MichaIng commented 3 years ago

installing hotspot with onboard-wifi off will give wlan0 to the external dongle.

Yes of course, if no onboard WiFi is present (disabled firmware-wise), then the external dongle is the first adapter found, hence wlan0. Okay but now I get your issue, when you want to configure the external one as hotspot, which is not possible without disabling onboard WiFi first. Then when enabling onboard WiFi, the interface name changes, so the hotspot config is active on the wrong adapter. Well, of course you could simply stick with it and use the onboard adapter as hotspot and the external one for outgoing access 😄. But yes, that isn't great.

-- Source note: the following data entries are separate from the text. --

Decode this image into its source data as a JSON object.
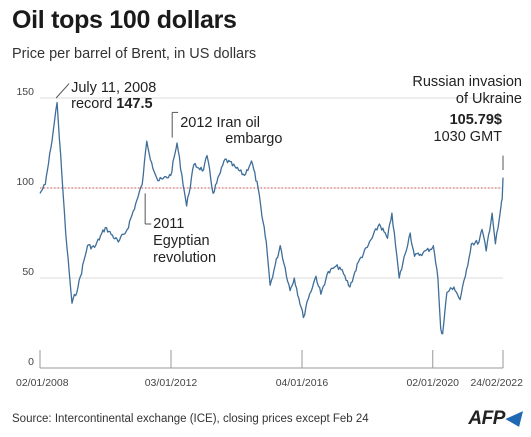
{
  "title": "Oil tops 100 dollars",
  "subtitle": "Price per barrel of Brent, in US dollars",
  "source": "Source:  Intercontinental exchange (ICE),  closing prices except Feb 24",
  "logo": "AFP",
  "colors": {
    "line": "#3f6e99",
    "refline": "#d9534f",
    "grid": "#dddddd",
    "axis": "#999999"
  },
  "chart_data": {
    "type": "line",
    "ylim": [
      0,
      160
    ],
    "yticks": [
      0,
      50,
      100,
      150
    ],
    "xlim": [
      "2008-01-02",
      "2022-02-24"
    ],
    "xticks": [
      "02/01/2008",
      "03/01/2012",
      "04/01/2016",
      "02/01/2020",
      "24/02/2022"
    ],
    "xticks_dates": [
      "2008-01-02",
      "2012-01-03",
      "2016-01-04",
      "2020-01-02",
      "2022-02-24"
    ],
    "reference_line": 100,
    "grid": "horizontal",
    "series": [
      {
        "x": [
          "2008-01-02",
          "2008-03-01",
          "2008-05-01",
          "2008-07-11",
          "2008-09-01",
          "2008-10-15",
          "2008-12-24",
          "2009-03-01",
          "2009-06-15",
          "2009-09-01",
          "2009-12-31",
          "2010-05-25",
          "2010-09-01",
          "2010-12-31",
          "2011-02-15",
          "2011-04-08",
          "2011-06-01",
          "2011-08-10",
          "2011-10-01",
          "2011-12-31",
          "2012-02-20",
          "2012-03-10",
          "2012-06-25",
          "2012-09-15",
          "2012-12-31",
          "2013-02-08",
          "2013-04-17",
          "2013-08-28",
          "2013-12-31",
          "2014-04-01",
          "2014-06-19",
          "2014-09-01",
          "2014-10-15",
          "2014-12-01",
          "2015-01-13",
          "2015-05-06",
          "2015-08-24",
          "2015-10-10",
          "2016-01-20",
          "2016-03-01",
          "2016-06-08",
          "2016-08-02",
          "2016-10-10",
          "2016-12-31",
          "2017-03-01",
          "2017-06-21",
          "2017-09-25",
          "2017-12-31",
          "2018-05-17",
          "2018-08-15",
          "2018-10-03",
          "2018-12-24",
          "2019-04-25",
          "2019-06-12",
          "2019-09-16",
          "2019-12-31",
          "2020-01-08",
          "2020-02-28",
          "2020-03-31",
          "2020-04-21",
          "2020-06-08",
          "2020-08-25",
          "2020-11-02",
          "2020-12-31",
          "2021-03-08",
          "2021-06-01",
          "2021-07-05",
          "2021-08-20",
          "2021-10-25",
          "2021-12-01",
          "2021-12-31",
          "2022-01-31",
          "2022-02-15",
          "2022-02-24"
        ],
        "y": [
          97,
          102,
          122,
          147.5,
          108,
          75,
          36,
          45,
          68,
          67,
          78,
          70,
          77,
          95,
          102,
          126,
          114,
          104,
          105,
          107,
          120,
          125,
          90,
          113,
          110,
          118,
          97,
          116,
          111,
          107,
          115,
          100,
          84,
          70,
          46,
          68,
          43,
          50,
          28,
          37,
          51,
          41,
          52,
          56,
          56,
          45,
          59,
          67,
          80,
          72,
          86,
          50,
          75,
          62,
          64,
          67,
          68,
          50,
          22,
          19,
          42,
          45,
          38,
          51,
          69,
          70,
          77,
          65,
          86,
          69,
          78,
          89,
          94,
          105.79
        ]
      }
    ],
    "annotations": [
      {
        "date": "2008-07-11",
        "text": [
          "July 11, 2008",
          "record"
        ],
        "value_label": "147.5"
      },
      {
        "date": "2012-03-01",
        "text": [
          "2012",
          "Iran oil",
          "embargo"
        ]
      },
      {
        "date": "2011-02-15",
        "text": [
          "2011",
          "Egyptian",
          "revolution"
        ]
      },
      {
        "date": "2022-02-24",
        "text": [
          "Russian invasion",
          "of Ukraine",
          "1030 GMT"
        ],
        "value_label": "105.79$"
      }
    ]
  }
}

/etc/network/interfaces.d/ is empty

Yes, it is exactly there for custom adapter configurations, as a workaround for the network setup limitations of dietpi-config. So the idea is to use dietpi-config for the base setup, where applicable, and use custom configurations, like the suggested one, to configure further interfaces.

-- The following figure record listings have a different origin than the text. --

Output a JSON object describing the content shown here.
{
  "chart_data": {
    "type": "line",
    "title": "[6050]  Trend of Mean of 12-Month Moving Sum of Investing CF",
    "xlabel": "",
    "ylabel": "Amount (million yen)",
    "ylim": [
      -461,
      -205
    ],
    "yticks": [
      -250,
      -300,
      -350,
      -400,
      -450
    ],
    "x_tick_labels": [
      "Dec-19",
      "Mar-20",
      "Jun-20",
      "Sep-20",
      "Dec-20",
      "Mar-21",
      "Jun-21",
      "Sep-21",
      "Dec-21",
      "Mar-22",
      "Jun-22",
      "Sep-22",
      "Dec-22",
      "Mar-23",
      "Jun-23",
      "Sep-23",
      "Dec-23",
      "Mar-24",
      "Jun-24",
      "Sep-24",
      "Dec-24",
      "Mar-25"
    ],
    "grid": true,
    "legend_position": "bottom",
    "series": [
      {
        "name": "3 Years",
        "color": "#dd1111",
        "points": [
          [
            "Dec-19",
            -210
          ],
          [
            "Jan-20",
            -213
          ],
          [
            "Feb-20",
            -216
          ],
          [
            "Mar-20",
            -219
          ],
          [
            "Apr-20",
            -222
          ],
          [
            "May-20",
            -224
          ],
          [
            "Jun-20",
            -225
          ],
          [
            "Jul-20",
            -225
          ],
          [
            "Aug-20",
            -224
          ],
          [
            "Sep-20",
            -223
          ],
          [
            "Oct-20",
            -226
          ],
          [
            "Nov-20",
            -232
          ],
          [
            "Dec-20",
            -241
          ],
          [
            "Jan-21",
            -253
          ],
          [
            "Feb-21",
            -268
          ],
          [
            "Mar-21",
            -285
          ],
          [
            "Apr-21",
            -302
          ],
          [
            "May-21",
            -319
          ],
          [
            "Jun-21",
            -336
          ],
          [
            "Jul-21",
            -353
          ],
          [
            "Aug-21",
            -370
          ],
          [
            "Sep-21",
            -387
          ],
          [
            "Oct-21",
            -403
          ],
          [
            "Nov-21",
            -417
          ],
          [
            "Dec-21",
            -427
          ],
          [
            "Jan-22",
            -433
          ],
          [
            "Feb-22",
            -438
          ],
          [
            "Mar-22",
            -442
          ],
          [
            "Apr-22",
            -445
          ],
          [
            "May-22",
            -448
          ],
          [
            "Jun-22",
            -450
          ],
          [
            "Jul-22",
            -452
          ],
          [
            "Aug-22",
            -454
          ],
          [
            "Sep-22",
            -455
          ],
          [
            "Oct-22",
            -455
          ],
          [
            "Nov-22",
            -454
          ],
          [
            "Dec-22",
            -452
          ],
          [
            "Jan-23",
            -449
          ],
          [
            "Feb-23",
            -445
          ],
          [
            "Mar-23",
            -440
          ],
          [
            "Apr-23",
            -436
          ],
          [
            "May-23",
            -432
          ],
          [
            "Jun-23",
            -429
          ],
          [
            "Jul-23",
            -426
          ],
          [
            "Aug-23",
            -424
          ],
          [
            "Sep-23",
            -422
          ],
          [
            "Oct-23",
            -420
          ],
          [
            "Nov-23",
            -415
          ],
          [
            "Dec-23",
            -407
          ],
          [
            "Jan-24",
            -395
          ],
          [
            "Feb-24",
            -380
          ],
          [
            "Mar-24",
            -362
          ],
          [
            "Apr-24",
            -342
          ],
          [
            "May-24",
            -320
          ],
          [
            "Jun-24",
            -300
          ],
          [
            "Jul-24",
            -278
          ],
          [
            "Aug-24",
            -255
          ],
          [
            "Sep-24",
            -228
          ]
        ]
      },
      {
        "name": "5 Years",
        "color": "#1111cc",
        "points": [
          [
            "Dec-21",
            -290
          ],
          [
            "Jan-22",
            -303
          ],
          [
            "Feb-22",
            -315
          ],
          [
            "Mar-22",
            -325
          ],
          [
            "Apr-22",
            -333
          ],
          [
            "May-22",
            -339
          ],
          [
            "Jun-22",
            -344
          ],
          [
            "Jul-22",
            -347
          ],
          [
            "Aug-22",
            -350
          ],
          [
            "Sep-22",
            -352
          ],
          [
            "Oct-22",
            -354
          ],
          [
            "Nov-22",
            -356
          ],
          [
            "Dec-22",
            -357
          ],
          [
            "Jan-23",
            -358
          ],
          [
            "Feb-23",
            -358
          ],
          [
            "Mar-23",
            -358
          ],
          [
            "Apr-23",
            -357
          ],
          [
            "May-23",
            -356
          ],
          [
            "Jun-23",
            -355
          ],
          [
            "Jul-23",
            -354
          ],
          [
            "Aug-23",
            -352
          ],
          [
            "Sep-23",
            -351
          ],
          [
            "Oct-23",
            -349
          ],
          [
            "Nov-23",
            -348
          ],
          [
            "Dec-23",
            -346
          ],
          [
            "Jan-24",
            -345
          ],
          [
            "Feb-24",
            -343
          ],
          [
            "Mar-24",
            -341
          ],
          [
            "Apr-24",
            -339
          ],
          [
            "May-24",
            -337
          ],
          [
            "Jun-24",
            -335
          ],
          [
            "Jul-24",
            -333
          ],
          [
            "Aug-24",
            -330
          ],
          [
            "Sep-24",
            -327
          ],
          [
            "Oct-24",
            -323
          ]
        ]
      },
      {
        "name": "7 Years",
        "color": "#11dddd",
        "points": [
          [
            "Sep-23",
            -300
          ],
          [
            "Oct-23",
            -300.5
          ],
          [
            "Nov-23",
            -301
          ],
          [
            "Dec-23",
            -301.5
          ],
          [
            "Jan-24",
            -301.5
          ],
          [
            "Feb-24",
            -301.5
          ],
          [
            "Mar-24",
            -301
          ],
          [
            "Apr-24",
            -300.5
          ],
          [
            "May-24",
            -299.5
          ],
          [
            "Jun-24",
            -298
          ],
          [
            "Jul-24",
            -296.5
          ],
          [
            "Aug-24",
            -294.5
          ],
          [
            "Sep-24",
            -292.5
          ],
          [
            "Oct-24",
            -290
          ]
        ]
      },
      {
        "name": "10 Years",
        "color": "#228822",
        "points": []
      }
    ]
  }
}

Everything runs fine with only one hotspot, I am talking about adding another hotspot to the existing configuration.

So you do actually want to run two WiFi hotspots on one Raspberry Pi? And then the onboard Ethernet for outgoing connections? If so, then sorry for my misunderstanding, else, lets stick with solving your particular need for now. Making dietpi-config more flexible, and integrating the WiFi+Ethernet hotspots/APs on a freely choosable interface is planned (see attached project).

4th ... 5th

Okay, again sorry for my misunderstanding then. Jep that requires a different configuration then. Shall the hotspot clients be able to communicate with each other or only with the network at the Ethernet adapter?

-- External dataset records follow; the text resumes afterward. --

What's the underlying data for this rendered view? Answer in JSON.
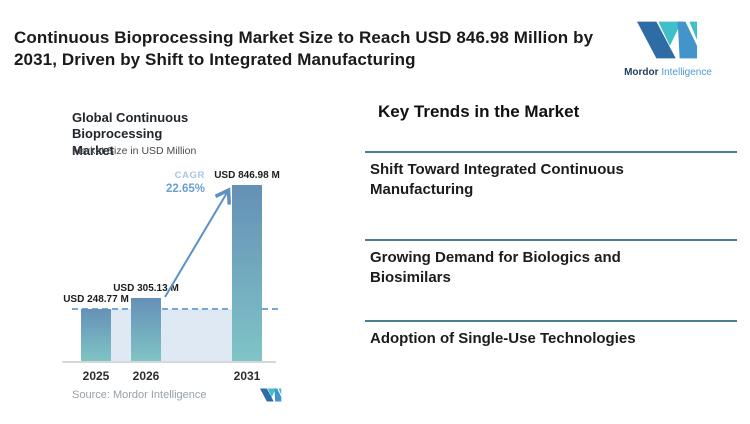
{
  "header": {
    "title": "Continuous Bioprocessing Market Size to Reach USD 846.98 Million by 2031, Driven by Shift to Integrated Manufacturing",
    "brand": {
      "name_bold": "Mordor",
      "name_light": "Intelligence"
    }
  },
  "chart": {
    "title_line1": "Global Continuous Bioprocessing",
    "title_line2": "Market",
    "subtitle": "Market Size in USD Million",
    "cagr_label": "CAGR",
    "cagr_value": "22.65%",
    "source": "Source: Mordor Intelligence"
  },
  "chart_data": {
    "type": "bar",
    "title": "Global Continuous Bioprocessing Market",
    "subtitle": "Market Size in USD Million",
    "categories": [
      "2025",
      "2026",
      "2031"
    ],
    "values": [
      248.77,
      305.13,
      846.98
    ],
    "bar_labels": [
      "USD 248.77 M",
      "USD 305.13 M",
      "USD 846.98 M"
    ],
    "ylabel": "Market Size in USD Million",
    "xlabel": "",
    "ylim": [
      0,
      940
    ],
    "grid": false,
    "legend": false,
    "annotations": {
      "cagr_label": "CAGR",
      "cagr_value": "22.65%",
      "reference_dashed_line_at": 248.77
    },
    "source": "Source: Mordor Intelligence"
  },
  "trends": {
    "heading": "Key Trends in the Market",
    "items": [
      "Shift Toward Integrated Continuous Manufacturing",
      "Growing Demand for Biologics and Biosimilars",
      "Adoption of Single-Use Technologies"
    ]
  },
  "colors": {
    "bar_top": "#6590b6",
    "bar_bottom": "#7fc4c6",
    "fill_light": "#dfe9f4",
    "dashed": "#7aa6d2",
    "arrow": "#5e90c6",
    "separator": "#4d7d96",
    "cagr_label": "#a9c6e2",
    "cagr_value": "#6b9fd2",
    "logo_dark": "#2e6ca6",
    "logo_teal": "#3fbfc9",
    "logo_mid": "#4394cb"
  }
}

Then it makes sense (or is required) to run the instantiated hostapd services. Also you need to add the additional interfaces to /etc/default/isc-dhcp-server to enable the DHCP server on them. It also makes sense then to create individual iptables rules then, like:

cat << '_EOF_' > /etc/network/iptables.wlan0.nat
*nat
-A POSTROUTING -o eth0 -j MASQUERADE
COMMIT
*filter
-A FORWARD -i eth0 -o wlan0 -m state --state RELATED,ESTABLISHED -j ACCEPT
-A FORWARD -i wlan0 -o eth0 -j ACCEPT
COMMIT
_EOF_
cat << '_EOF_' > /etc/network/interfaces.d/wlan0.conf
allow-hotplug wlan0
iface wlan0 inet static
address 192.168.42.1/24
wireless-power off
up iptables-restore -n < /etc/network/iptables.wlan0.nat
up ip6tables-restore -n < /etc/network/iptables.wlan0.nat
_EOF_

The -n option is required here to not flush the rules applied for other interfaces.

Now you say you want to run multiple hotspots to cover multiple frequencies. I guess this means same network (IP range) and same SSID, right? Indeed this may involve routing difficulties, as there are conflicting link routes for e.g. 192.168.42.0/24 then, and I'm not sure currently if an incoming answer is automatically routed through the correct WiFi adapter, or may go to the wrong one. ip rule's or routing tables may be a solution. E.g. new connections could get a mark, indicating the origin adapter. And depending on the mark, the route for incoming packets can then be forced. Simpler would be probably to use different network ranges. To allow clients communicating with each others then, an additional set of iptables rules needs to allow forwarding between the WiFi interfaces, but all routing should be correct automatically.